AI agents are quickly becoming one of the hottest trends in tech. Built to automate complex tasks with minimal human input, these powerful systems promise major productivity boosts and even entirely new business models. But while venture capitalists and founders are racing to explore the upside, the risks that come with AI agents are often left in the shadows.
Those risks, however, are starting to surface in very real ways—and ignoring them could cost companies far more than just reputational damage.
AI Agent Hallucinations Are Already Landing Companies in Trouble
AI agents are largely powered by large language models (LLMs), which are known to “hallucinate”—a polite term for making things up. These hallucinations aren’t just quirks; they’re leading to legal consequences.
In one of the most widely publicized cases, Air Canada was forced to compensate a customer in 2024 after its AI chatbot promised a non-existent discount. The customer took the airline to court—and won.
Another incident this year involved law firm Morgan & Morgan, whose legal team included fake citations generated by an AI tool in a lawsuit against Walmart. The judge didn’t take kindly to the error, threatening sanctions.
These examples highlight a critical truth: high-stakes business functions can’t be handed off to autonomous agents without oversight. In industries like law, medicine, and finance, AI must remain a tool—not a substitute—for experienced professionals.
As Gartner recently pointed out, companies using agentic AI in customer service must also develop clear guidelines around data handling, privacy policies, and escalation protocols—before something goes wrong.
Cybersecurity: The Backdoors No One Asked For
While some worry about AI replacing jobs, others are raising alarms about AI agent risks to cybersecurity. One emerging threat is indirect prompt injection—a method attackers use to manipulate AI agents by hiding malicious instructions in content like websites, emails, or documents.
In one documented case, job seekers embedded hidden prompts in resumes to trick AI screening tools into ranking them as top candidates, regardless of qualifications.
The threat becomes more serious when you consider AI agents used in sensitive roles—say, managing a company’s inbox.
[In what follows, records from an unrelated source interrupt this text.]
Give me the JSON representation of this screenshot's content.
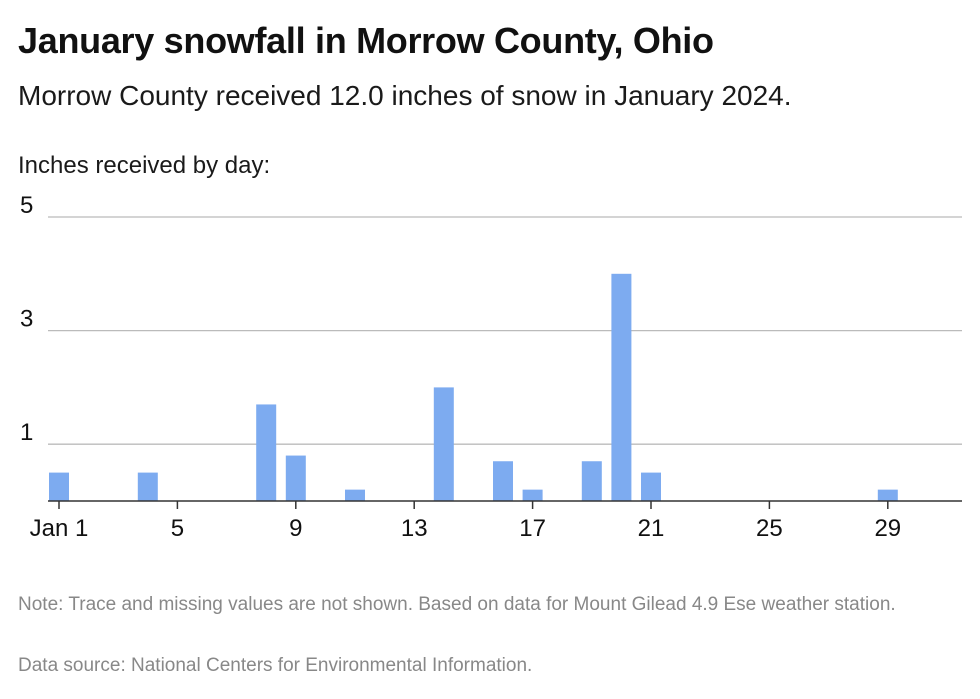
{
  "header": {
    "title": "January snowfall in Morrow County, Ohio",
    "subtitle": "Morrow County received 12.0 inches of snow in January 2024.",
    "axis_caption": "Inches received by day:"
  },
  "footer": {
    "note": "Note: Trace and missing values are not shown. Based on data for Mount Gilead 4.9 Ese weather station.",
    "source": "Data source: National Centers for Environmental Information."
  },
  "colors": {
    "bar": "#7dabf0",
    "grid": "#bbbbbb",
    "axis": "#333333",
    "text": "#111111"
  },
  "chart_data": {
    "type": "bar",
    "title": "January snowfall in Morrow County, Ohio",
    "ylabel": "Inches received by day:",
    "x": [
      1,
      4,
      8,
      9,
      11,
      14,
      16,
      17,
      19,
      20,
      21,
      29
    ],
    "values": [
      0.5,
      0.5,
      1.7,
      0.8,
      0.2,
      2.0,
      0.7,
      0.2,
      0.7,
      4.0,
      0.5,
      0.2
    ],
    "xlim": [
      1,
      31
    ],
    "ylim": [
      0,
      5
    ],
    "x_ticks": [
      1,
      5,
      9,
      13,
      17,
      21,
      25,
      29
    ],
    "x_tick_labels": [
      "Jan 1",
      "5",
      "9",
      "13",
      "17",
      "21",
      "25",
      "29"
    ],
    "y_ticks": [
      1,
      3,
      5
    ],
    "grid": true
  }
}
A malicious email could contain hidden prompts instructing the agent to leak private customer data or share internal information. If no one’s watching, it could happen without detection.
As AI agents take on more responsibility across business systems, companies must implement strong guardrails and real-time monitoring. Failing to do so could open the door to data breaches, fraud, or far worse.
Beyond legal and security threats, AI agents pose a quieter, longer-term challenge: the erosion of the junior talent pipeline.
According to Brookings, AI is three times more likely to automate tasks currently handled by junior staff than those managed by senior employees. While automating routine work might save money in the short term, companies risk losing out on future leaders by not giving early-career hires a chance to learn.
If agents handle every email, report, and research task, what will junior staff actually do? And who will be ready to step up when experienced managers leave?
The Financial Times warns that the rush to cut costs through automation could result in fewer entry-level hires. That’s a short-sighted move. Companies must focus on training young professionals to work alongside AI—not beneath it—so they gain the hands-on experience needed to grow into future decision-makers.
Startups Must Balance Innovation With Responsibility
It’s easy to be swept up in the excitement of AI-powered automation. But building or adopting agentic AI tools without considering their potential downsides is a mistake.
Startups can’t afford to think like optimists alone. If they want to earn and keep customer trust, they need to treat AI agent risks—from hallucinations and cybersecurity breaches to talent disruption—with as much urgency as they treat product innovation.
There’s no doubt that AI agents will play a key role in reshaping modern business. But success will depend on how carefully and ethically they’re deployed. Managed poorly, they could break systems. Handled well, they might just build better ones.